Işıkları söndürdükten sonra banyoya giren Samet, Nuray’ın karşısında yıkıma uğramaktan korkarak cinsel güç arttırıcı hap alır. Performans sergileyeceği zaman, olası bir aksiliğin kendisini güçsüz kılabileceğine dair korku, Samet’in tamlık algısı ile ilgilidir. Samet, tamlığını garanti altına almak için bu hapı alır. Samet ve Nuray, kendi karanlık yanları (alterego) ve gölgeleri (persona) ile; eksikleri, arzuları, fikirleri ile baş başa kalırlar ve sevişerek kendilerini tanımlamaya çalışırlar. Samet, erkek olarak sembolik rolünü Nuray sayesinde üstlenirken sevişmeleri sonrasında, “Bir an geldi sanki bu yaşadığın olay mukaddermiş gibi düşündüm” der ve ekler: “Bu eksik halinle tam tersi tamamlanmış gibisin.” Böylelikle ötekinin bakışında ve arzusunda kendisini yeniden tanımlayan Nuray, bedeninden zihinsel tamamlanmışlığa ulaşmaya çalışırken, içine girdiği krizde, tüm değerleri yıkma ve yeniden inşa etme cesareti göstererek, yaşamın anlamını ve dünyada ne kadar yer kapladığını keşfetmeye çalışır.
Samet’in, Nuray ile geçirdikleri geceyi Kenan’a anlatmasından sonra, Nuray ile evlilik hayalleri kuran Kenan, Nuray’ın telefonlarını açmaz. Karlı bir akşam ikilinin kapısını çalan Nuray, Kenan’a aralarındaki problemin ne olduğunu sorar. Durumu şaşkınlıkla izliyormuş gibi yapan Samet, sınıfta çocuklara hakaret ederek ve cezalandırarak kurduğu iktidarını, bu sefer de Nuray’la birlikte olarak kurmuş ve bir anlamda da Kenan’ı cezalandırmıştır. Şimdi ise kenara çekilmiş bu başarısının tadını çıkarmaktadır ve bu haliyle maalesef Nuray’ın da dediği gibi; “…dünyada güzel olan her şey, daha insana ulaşamadan, insanın kendi ördüğü ağlara takılıp kal(maktadır).”

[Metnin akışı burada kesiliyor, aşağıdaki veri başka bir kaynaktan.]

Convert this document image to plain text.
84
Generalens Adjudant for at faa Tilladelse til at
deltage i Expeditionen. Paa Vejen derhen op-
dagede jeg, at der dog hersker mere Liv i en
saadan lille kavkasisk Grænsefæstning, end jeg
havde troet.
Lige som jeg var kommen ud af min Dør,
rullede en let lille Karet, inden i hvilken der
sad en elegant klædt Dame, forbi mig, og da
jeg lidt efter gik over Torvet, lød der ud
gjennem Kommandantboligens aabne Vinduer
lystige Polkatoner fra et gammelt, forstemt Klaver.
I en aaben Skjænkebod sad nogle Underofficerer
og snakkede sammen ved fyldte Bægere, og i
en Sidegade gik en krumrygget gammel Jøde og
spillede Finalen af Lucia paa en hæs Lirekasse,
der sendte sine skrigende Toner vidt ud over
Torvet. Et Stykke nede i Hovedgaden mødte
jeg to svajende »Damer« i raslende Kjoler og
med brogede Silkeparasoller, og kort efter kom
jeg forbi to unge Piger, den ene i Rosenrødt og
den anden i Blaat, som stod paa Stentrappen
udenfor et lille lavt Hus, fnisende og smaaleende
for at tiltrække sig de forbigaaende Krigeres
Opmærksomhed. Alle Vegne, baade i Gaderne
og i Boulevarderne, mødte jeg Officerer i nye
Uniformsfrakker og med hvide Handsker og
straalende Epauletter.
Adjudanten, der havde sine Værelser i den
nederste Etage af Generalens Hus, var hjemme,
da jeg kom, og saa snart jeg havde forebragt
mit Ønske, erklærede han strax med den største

İkinci dönem eğitim ve öğretimin bitiş günü gelmiştir. Artık karneler alınacaktır, okulda yoğun bir telaş vardır. Sevim, Samet’in kapısını çalar ve ona mozaik pasta getirdiğini söyler. Samet’in kullanamadığı yaşam enerjisini harekete geçirebilmek için Sevim’e muhtaç oluşu, küçük kıza olan zaafı ve zayıflığı tekrar görünür olur. Arzu ve jouissance dürtüsü arasında kalan Samet, fantezi nesnesi Sevim’le kurduğu ilişkide anlamsız yaşamına bir parça anlam katmak amacı güder. Bu anlamı (zevki) daha da keyifli yapan unsur jouissance’ın bilinçaltındaki kuralsızlığa denk gelmesidir. Bu yüzden Samet, küçük kızı konuşması için manipüle eder: “Tayin istediğimi duymuşsundur. Çok yakında gidiyorum, bir daha dönmemecesine. Öyle olunca insan her şeyi bir daha gözden geçirmek istiyor. Yaşananları olup bitenleri.. Olduysa kalbi kırılanlar vs. özür mahiyetinde konuşmalar yapılabilir. Tüm bunlar geriye dönmeyecek oluşum da göz önüne alındığında, acaba Sevim bana bir şey söylemek istiyor olabilir mi? Bir daha dönmemecesine gidiyorum, ben burada iken bana söylemek istediğin bir şeyler olabilir mi Sevim’cim?”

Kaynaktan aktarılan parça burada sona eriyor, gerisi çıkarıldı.